Has anyone ever used any inflatable crane dekes? I know some are made my Cherokee Sports and I think that is the same company that makes featherlite decoys. I'm looking to pic up a few crane dekes because around here the geese stick to the fields with the cranes. What type of crane decoy are you guys using and from where?


----------



## blazzin1 (May 28, 2005)

I just happened to run across those inflatables by Cherokee Sports just the other night while surfing the web. They sure look good to me!!! I'm just concerned with how durable they'd be. And also how much movement they would have, don't want too much!!! Those Cranes are awful "skiddish". Plus it gets plenty windy up here in ND, I'm just afraid they'd blow around like a balloon on a stick!!!! But for the price, I think I'm willing to try them!!! It's alot better than $50 a piece for those plastic hard-bodies!!!! I'd like to hear if anyone has had any experience with these inflatables too!!!


----------



## allan3692 (Aug 17, 2006)

Pete's Bait Shop in Devils Lake carries the Cherokee Sports inflatable sandhill crane decoy. They sell for $11.99/ea or $129/doz. He also carries crane calls. Tele# 701-662-8033. He has five dozen on hand takes about a week to get more in.


----------



## Almomatic (May 6, 2006)

I bought a few at Pete's bait shop in Devils Lake on the way the Rugby this weekend. There are quite a few cranes north of Knox, the decoys aren't half bad for an inflatable, the stakes suck though, I put them in fiberglass stakes made for the duck magnets and they looked pretty good. Only shot one crane, man those things are hard to decoy, they did come in though, if you use dekes put them downwind of the blinds quite a way back.


----------



## ztrain (Jul 26, 2006)

The guide I hunted with in Canada doesn't mess with crane decoys anymore because they only pass then land outside of the decoys.
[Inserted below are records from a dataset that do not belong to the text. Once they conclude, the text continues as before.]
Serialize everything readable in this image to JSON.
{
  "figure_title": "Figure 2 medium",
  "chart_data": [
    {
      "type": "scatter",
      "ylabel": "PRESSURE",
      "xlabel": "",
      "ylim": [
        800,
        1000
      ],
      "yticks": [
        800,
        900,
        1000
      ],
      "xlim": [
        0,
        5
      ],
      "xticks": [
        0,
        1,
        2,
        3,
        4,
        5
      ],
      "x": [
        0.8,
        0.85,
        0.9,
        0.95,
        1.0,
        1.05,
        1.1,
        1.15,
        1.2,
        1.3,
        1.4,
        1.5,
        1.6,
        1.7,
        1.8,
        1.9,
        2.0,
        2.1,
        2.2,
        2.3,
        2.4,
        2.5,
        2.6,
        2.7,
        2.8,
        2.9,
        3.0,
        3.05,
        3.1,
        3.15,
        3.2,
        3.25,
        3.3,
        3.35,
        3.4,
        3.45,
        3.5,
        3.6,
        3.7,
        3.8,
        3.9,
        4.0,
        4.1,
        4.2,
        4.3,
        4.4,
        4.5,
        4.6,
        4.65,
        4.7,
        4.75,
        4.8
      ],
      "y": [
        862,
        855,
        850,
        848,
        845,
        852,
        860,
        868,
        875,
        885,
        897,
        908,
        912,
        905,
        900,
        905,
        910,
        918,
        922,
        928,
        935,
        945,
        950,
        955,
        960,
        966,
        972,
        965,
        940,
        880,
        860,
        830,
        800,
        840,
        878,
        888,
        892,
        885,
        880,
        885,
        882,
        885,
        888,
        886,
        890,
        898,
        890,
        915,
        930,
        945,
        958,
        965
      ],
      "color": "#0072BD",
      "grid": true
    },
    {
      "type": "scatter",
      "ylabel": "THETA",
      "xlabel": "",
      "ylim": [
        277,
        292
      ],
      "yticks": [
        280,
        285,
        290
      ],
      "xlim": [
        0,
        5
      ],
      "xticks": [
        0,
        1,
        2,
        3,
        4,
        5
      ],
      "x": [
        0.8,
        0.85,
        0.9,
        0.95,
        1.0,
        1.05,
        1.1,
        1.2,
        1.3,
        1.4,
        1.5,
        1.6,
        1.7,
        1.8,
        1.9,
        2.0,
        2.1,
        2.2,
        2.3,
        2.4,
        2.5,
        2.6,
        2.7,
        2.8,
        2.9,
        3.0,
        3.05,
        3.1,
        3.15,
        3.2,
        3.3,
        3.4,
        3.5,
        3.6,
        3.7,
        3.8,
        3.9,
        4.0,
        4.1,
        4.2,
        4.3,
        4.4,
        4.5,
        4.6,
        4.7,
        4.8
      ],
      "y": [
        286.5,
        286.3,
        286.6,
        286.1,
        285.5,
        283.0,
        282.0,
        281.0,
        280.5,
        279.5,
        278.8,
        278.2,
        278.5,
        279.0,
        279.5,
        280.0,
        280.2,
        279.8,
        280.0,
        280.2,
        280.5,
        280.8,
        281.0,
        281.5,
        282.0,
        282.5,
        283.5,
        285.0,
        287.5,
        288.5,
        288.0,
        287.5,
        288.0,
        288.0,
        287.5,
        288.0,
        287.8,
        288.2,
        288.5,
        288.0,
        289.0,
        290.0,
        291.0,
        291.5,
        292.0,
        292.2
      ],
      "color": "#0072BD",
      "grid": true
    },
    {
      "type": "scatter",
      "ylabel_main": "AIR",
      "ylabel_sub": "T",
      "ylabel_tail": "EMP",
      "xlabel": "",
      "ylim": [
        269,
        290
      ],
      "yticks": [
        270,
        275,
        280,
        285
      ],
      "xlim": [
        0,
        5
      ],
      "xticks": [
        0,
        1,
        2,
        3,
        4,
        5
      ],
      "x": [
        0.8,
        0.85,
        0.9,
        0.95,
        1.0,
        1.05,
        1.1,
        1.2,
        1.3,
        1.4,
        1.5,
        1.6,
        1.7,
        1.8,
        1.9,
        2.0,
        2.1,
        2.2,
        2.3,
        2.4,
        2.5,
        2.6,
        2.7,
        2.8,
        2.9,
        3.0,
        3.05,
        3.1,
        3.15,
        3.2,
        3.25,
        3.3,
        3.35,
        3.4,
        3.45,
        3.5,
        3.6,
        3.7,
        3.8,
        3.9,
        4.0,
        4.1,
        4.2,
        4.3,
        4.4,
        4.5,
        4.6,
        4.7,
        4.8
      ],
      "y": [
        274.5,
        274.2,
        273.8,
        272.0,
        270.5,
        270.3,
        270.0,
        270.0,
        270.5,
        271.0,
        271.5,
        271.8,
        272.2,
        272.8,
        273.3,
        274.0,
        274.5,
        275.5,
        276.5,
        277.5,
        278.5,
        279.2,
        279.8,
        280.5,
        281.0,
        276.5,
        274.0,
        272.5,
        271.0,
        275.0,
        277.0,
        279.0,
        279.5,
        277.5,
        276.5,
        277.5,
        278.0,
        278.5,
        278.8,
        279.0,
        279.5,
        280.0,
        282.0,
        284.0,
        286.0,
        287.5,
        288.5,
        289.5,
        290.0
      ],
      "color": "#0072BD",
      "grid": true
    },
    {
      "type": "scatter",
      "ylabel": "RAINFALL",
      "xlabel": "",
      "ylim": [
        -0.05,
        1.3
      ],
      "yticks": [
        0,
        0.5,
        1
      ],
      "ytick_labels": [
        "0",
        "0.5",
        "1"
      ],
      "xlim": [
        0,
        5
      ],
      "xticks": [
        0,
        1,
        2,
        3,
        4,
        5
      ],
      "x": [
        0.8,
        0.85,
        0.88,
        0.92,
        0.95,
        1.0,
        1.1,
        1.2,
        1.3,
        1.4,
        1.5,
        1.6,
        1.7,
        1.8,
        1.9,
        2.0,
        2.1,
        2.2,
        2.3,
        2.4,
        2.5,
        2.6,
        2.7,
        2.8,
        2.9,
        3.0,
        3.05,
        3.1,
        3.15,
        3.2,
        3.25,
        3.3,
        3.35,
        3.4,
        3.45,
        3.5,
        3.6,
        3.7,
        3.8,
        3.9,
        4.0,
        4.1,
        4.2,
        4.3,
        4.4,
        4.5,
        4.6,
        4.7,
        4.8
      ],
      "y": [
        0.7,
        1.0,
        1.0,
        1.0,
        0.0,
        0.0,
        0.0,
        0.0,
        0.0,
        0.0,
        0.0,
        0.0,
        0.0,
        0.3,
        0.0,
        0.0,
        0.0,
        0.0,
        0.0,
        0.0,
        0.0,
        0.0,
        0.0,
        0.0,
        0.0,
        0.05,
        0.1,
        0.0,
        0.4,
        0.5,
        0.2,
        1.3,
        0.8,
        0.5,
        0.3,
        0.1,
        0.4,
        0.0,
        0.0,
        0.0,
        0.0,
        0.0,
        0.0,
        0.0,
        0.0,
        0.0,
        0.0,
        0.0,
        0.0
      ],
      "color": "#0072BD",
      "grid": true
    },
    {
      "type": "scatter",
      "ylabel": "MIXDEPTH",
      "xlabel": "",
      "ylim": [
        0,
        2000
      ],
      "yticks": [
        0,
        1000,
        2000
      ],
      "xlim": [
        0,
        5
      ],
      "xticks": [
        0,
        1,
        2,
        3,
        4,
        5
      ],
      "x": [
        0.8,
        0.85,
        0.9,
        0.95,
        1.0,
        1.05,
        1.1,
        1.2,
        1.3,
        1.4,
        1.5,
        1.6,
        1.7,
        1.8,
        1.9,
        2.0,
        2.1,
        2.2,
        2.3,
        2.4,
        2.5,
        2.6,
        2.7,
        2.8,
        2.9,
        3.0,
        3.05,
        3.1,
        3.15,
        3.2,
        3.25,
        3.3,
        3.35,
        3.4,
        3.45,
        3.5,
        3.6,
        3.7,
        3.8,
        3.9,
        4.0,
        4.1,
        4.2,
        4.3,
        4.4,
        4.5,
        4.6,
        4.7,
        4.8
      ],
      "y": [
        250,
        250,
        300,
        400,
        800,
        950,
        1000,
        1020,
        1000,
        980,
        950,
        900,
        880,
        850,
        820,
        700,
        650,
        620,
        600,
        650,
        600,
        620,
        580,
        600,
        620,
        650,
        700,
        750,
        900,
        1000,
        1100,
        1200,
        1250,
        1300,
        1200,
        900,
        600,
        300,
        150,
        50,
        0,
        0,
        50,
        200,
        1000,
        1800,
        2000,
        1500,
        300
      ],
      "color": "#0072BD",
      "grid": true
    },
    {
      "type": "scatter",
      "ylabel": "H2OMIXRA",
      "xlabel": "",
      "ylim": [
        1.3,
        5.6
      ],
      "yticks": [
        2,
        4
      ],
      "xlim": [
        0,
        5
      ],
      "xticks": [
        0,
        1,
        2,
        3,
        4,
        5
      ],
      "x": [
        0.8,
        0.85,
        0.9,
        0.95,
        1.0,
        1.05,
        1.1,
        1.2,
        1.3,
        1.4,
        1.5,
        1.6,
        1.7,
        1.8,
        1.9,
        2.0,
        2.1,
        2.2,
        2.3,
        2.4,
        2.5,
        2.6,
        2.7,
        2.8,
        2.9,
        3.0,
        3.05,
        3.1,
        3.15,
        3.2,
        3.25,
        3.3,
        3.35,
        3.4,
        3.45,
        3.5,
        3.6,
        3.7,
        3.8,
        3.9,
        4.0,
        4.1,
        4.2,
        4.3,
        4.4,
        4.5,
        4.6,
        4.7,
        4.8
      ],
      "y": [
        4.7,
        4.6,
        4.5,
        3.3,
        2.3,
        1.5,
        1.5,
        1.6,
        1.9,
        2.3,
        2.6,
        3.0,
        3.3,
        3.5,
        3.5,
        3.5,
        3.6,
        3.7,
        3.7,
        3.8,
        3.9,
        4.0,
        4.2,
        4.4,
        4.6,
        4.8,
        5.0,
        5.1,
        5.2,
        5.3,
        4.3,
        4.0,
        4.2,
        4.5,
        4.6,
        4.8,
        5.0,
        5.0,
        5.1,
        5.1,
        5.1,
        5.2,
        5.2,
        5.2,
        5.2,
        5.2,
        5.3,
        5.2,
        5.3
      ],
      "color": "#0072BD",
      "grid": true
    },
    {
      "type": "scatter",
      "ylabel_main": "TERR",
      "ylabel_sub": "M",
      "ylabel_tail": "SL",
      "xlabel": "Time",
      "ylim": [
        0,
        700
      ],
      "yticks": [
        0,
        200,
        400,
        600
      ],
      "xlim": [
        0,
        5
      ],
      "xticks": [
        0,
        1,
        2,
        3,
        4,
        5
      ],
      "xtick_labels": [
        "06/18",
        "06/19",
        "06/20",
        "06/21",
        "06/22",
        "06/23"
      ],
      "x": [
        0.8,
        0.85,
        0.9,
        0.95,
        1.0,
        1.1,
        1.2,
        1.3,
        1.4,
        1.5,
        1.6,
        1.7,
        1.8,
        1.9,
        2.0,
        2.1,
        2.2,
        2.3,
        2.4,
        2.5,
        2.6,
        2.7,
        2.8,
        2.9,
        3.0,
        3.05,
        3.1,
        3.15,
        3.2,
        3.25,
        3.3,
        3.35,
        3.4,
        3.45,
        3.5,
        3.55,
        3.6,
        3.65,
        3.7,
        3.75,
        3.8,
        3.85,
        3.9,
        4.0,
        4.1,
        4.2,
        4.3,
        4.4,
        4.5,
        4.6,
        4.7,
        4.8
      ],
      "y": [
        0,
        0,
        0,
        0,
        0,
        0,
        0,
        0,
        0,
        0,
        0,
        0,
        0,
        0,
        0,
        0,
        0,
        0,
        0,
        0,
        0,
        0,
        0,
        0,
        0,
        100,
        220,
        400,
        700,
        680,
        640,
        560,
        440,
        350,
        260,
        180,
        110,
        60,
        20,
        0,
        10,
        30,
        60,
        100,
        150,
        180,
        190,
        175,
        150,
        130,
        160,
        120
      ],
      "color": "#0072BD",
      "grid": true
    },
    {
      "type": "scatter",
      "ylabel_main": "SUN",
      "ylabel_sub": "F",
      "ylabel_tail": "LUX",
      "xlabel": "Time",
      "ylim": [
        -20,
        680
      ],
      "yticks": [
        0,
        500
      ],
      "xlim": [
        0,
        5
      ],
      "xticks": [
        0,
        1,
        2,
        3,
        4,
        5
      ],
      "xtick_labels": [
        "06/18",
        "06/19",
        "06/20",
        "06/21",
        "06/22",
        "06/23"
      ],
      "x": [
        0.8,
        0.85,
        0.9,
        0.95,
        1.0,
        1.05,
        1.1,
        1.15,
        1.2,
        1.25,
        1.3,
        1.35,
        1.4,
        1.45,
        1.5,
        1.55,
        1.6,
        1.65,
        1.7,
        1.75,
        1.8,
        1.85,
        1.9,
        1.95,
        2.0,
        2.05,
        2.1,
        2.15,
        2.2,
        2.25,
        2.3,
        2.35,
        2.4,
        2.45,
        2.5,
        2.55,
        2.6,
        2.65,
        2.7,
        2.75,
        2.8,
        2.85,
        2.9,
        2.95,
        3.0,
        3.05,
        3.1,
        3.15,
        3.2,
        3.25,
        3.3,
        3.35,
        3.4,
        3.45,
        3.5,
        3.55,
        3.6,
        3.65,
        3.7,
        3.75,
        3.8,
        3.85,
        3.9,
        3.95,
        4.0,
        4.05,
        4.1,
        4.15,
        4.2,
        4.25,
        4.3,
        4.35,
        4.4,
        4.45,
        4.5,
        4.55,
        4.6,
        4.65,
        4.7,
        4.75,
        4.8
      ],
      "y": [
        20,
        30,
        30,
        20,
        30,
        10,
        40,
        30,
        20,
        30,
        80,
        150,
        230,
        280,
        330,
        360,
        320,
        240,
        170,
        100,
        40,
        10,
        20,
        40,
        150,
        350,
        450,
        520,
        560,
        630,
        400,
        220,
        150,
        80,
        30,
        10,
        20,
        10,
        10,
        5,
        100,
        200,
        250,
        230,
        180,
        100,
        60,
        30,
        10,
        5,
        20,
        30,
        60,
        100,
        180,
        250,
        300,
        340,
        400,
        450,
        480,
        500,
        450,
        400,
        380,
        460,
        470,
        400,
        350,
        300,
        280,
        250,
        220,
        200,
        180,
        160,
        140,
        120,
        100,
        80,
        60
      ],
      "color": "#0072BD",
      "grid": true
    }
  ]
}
He just set us up for goose hunting with a crane call and we had several flocks come well within range durring our goose hunt. Even had a flock settle in with canada goose decoys, but the pass shots where better because there is a lot of meat and wings just looking right in the sites when they are in the air flying at you or from side to side.


----------



## smitherman (Sep 18, 2007)

I bought some of the cherokee inflatable duck decoys, photo printed just like the crane. They are very durable, i even carry them in the bag with my G&H decoys. The stakes are the only thing I would be concerned with on the inflatables.


----------